Friday, July 23, 2010

example of apparent "Turkish" email sting (עוקץ) in the wild

You may be aware that there are recommendations to change your email (and other) passwords following a reported heist and broadcast by Turkish hackers of tens of thousands of email addresses and passwords of Israelis which took place after the Mavi Marmara flotilla event. There is also indication that if your email address(es) and password(s) is not on the list (which may or may not be available any longer on the net) you should act as though it(they) are not secure.

This morning, I received what appears to be a cry for help from a friend.

Perhaps I should have immediately called this person to verify if this was real or not. Instead, I responded which is not recommended since in sender details IP is exposed. However, I am sharing their responses which may offer further detail and may be of use to readers of this posting.

In any case, I report it here as a heads-up to other people, and hopefully the relevant authorities in Israel who should be reading this.

In retrospect, there are several giveaways or tells that might have alerted me but this was good enough to get me motivated to want to help my friend. In fact, there is another spoiler or two but I will not reveal them openly here.

I did call my friend after the last response and he established that he was locked out of his yahoo account and was about to send "real" warnings to the email addresses he remembers that were on his contact list. He also reported the lock out to yahoo.

I now report this here, leaving out names.

Heads Up!!!

Email exchange:

first email received:

urgent help needed

Hey!

I'm writing this with tears in my eyes,I came down here to London,England for a short vacation and i was mugged at gun point last night at the park of the hotel where i lodged all cash,credit cards and cell were stolen off me.

I've been to the embassy and the Police here but they're not helping issues at all,My flight leaves in less than 3hrs from now and am having problems settling the hotel bills.

The hotel manager won't let me leave until i settle the hotel bills now am freaked out.

I need your help.

Regards

------------------------------------

I answered:

Just saw your email. I trust if you don't reply, that you are on your way back.
If you can answer and you are still in UK, supply hotel name and manager's name
and telephone number and anything else that can help us help you.

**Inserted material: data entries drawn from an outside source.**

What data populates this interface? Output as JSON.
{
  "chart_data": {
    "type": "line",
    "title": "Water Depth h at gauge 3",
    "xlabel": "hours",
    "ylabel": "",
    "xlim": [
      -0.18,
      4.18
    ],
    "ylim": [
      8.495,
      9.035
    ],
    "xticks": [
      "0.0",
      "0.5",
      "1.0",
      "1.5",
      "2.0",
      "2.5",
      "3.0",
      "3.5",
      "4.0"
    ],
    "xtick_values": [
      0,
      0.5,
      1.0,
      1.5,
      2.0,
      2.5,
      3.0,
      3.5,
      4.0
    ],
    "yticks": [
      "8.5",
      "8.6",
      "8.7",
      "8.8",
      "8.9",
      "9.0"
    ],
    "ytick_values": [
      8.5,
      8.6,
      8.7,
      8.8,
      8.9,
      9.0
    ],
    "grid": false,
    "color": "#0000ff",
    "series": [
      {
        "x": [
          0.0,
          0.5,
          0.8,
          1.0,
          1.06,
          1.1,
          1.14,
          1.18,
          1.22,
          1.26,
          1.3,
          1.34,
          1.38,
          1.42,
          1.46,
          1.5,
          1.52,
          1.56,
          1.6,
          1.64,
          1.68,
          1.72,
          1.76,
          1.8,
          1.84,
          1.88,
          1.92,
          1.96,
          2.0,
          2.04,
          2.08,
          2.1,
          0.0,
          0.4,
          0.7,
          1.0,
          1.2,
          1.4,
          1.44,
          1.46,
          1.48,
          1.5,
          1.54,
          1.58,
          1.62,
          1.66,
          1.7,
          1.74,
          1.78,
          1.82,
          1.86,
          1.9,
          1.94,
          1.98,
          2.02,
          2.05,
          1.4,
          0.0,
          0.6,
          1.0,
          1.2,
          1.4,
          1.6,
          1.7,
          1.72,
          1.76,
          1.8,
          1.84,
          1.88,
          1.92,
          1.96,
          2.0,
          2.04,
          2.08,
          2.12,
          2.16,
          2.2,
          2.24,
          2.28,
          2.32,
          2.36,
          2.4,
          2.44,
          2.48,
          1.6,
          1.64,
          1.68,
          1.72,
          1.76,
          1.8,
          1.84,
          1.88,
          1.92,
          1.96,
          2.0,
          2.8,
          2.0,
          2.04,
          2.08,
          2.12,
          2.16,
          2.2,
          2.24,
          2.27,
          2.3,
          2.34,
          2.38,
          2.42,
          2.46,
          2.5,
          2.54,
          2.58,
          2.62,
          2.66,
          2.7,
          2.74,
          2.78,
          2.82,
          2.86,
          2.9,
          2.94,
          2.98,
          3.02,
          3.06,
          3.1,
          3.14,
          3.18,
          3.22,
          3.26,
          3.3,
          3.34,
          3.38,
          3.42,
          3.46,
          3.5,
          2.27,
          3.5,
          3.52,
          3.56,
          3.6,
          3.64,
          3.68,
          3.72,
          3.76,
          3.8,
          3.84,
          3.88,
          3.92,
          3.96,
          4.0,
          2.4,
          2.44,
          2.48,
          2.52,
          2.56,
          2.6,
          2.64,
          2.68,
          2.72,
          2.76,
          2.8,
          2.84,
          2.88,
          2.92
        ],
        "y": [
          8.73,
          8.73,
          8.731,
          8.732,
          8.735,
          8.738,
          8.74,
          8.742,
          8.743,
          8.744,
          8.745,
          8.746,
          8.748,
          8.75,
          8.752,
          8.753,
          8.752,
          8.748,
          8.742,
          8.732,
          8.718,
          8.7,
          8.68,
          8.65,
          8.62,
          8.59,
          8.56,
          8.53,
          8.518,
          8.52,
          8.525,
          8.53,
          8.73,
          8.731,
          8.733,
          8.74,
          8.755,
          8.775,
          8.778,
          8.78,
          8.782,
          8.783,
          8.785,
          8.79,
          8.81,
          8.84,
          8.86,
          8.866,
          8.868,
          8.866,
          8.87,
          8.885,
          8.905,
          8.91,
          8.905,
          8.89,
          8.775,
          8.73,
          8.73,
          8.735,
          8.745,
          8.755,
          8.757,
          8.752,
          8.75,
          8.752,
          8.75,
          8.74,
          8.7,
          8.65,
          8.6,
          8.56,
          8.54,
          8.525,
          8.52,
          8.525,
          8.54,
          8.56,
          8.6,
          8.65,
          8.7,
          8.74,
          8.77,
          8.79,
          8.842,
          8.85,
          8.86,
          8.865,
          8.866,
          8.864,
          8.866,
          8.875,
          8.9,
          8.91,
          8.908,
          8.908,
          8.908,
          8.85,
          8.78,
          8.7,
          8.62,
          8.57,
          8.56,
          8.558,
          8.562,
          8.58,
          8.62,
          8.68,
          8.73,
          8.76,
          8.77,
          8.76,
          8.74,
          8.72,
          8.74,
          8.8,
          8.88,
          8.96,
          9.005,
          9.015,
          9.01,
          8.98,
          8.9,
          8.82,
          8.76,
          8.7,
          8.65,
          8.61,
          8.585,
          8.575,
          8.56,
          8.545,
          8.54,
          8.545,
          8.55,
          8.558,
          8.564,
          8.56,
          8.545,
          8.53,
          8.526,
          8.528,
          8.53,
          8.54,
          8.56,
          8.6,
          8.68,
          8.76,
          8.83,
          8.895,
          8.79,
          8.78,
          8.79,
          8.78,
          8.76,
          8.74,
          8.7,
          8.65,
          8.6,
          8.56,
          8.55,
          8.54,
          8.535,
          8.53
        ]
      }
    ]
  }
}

------------------------------------

response:

[my name], i actually have limited time on the internet as the hotel manager has directed that the phone in my room be disconnected. all they want is for meto settle their bills. You can call him on this number +447045791223.i am so glad you replied back to my email. I have nothing left on me and I'm grateful to God that i still have my life and my passport.it would have been worst if they made away with my passport.$1,300 will cover all my expenses but i will appreciate whatsoever you can afford to wire right now, I promise to refund it to you as soon as I arrive home. You can wire it to my name from a western union outlet around. Here are the details you need to get it to me;

Name - [the person you know]
Location - 22 St. John Street London, EC1M 4AY United Kingdom

I still have my passport so I can use it as identification, e-mail me the transfer details and the confirmation number include the amount sent.
we shall talk when this is over.


------------------------------------

my answer:

Please tell me something that only you would know. So I can be sure it is you.

------------------------------------
response:

My wife's name is [her actual maiden name] she is a [profession] and am an [actual profession] .my abode is Canaan, Safed, Israel.[my name],it is me.....there's really no time to talk much...

------------------------------------
(end of email thread)

1 comment:

traintalk said...

update. Dan Shapiro in his blog posting of May 31, 2010 talks about a similar sting
http://www.danshapiro.com/blog/2010/05/hackers-targeting-jews/
But hold it - the boarding of the Mavi Marmarma took place on the same day as the post, May 31. The flotilla set out from near Cyprus the day before. So when were the hundred thousand plus email accounts hacked?